Dito isso, vamos à história em si. Quem acompanha o blog sabe que eu amo livros que mesclam terror e cenários apocalípticos. Por isso, as expectativas em relação a A Colônia eram altas. A história demorou para engrenar, o que me desanimou um pouco no início da leitura. No entanto, isso só acontece porque Ezekiel Boone quis criar mais do que uma boa história de terror. Com narrações sob vários pontos de vista e tramas paralelas que envolvem aspectos extremamente pessoais dos personagens, o autor oferece ao leitor uma obra nada superficial e que vai muito além da invasão das aranhas.
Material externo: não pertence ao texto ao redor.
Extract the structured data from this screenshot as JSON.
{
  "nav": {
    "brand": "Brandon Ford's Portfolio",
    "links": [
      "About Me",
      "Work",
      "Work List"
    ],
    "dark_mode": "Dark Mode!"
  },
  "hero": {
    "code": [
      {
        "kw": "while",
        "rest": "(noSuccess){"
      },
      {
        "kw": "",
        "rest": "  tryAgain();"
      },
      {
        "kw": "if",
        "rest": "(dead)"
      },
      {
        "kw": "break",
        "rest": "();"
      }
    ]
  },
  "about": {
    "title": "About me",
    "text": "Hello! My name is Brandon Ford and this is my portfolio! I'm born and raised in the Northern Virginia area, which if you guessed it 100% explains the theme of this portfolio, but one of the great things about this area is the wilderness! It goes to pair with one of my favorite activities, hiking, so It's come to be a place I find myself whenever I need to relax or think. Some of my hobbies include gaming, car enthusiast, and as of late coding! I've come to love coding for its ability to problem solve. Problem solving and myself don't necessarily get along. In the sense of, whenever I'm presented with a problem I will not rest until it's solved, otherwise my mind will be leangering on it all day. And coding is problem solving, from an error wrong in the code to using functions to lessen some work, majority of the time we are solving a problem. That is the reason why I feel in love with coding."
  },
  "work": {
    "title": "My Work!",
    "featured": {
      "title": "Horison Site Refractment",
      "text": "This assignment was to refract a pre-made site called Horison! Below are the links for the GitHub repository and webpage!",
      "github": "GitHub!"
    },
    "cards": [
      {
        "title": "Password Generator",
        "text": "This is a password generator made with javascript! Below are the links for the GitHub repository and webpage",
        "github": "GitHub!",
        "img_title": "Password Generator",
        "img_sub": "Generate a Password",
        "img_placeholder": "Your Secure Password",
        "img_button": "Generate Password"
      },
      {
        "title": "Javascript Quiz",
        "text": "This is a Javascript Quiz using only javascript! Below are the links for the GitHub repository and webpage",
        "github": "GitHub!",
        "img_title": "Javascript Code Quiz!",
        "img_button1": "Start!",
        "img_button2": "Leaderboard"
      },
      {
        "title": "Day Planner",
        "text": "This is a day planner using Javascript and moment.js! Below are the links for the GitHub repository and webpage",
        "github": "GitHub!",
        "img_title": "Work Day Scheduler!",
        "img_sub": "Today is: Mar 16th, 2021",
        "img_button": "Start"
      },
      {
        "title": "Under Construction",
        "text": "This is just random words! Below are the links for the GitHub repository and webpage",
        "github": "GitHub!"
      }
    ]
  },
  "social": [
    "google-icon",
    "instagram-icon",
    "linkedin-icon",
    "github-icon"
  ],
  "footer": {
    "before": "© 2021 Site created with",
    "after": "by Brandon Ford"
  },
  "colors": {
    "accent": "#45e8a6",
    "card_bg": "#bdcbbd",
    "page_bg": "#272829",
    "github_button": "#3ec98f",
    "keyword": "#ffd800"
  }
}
E quando digo “sob vários pontos de vista”, não quero dizer apenas que Ezekiel Boone criou uma série de protagonistas em A Colônia. Por meio de cada personagem, a história retrata como a invasão das aranhas impactou o mundo. Entre os narradores, temos desde um turista e um agente do FBI até a presidente dos Estados Unidos e uma cientista especialista em aranhas. Aos poucos, as subtramas se interligam e acredito que essas conexões apenas cresçam no segundo volume da série. E se o começo do livro exige um pouco de paciência, justiça seja feita: toda a contextualização vale a pena e, quando realmente começa, a história se torna difícil de largar. O final completamente em aberto deixa o terreno pronto para uma continuação em que tudo pode acontecer.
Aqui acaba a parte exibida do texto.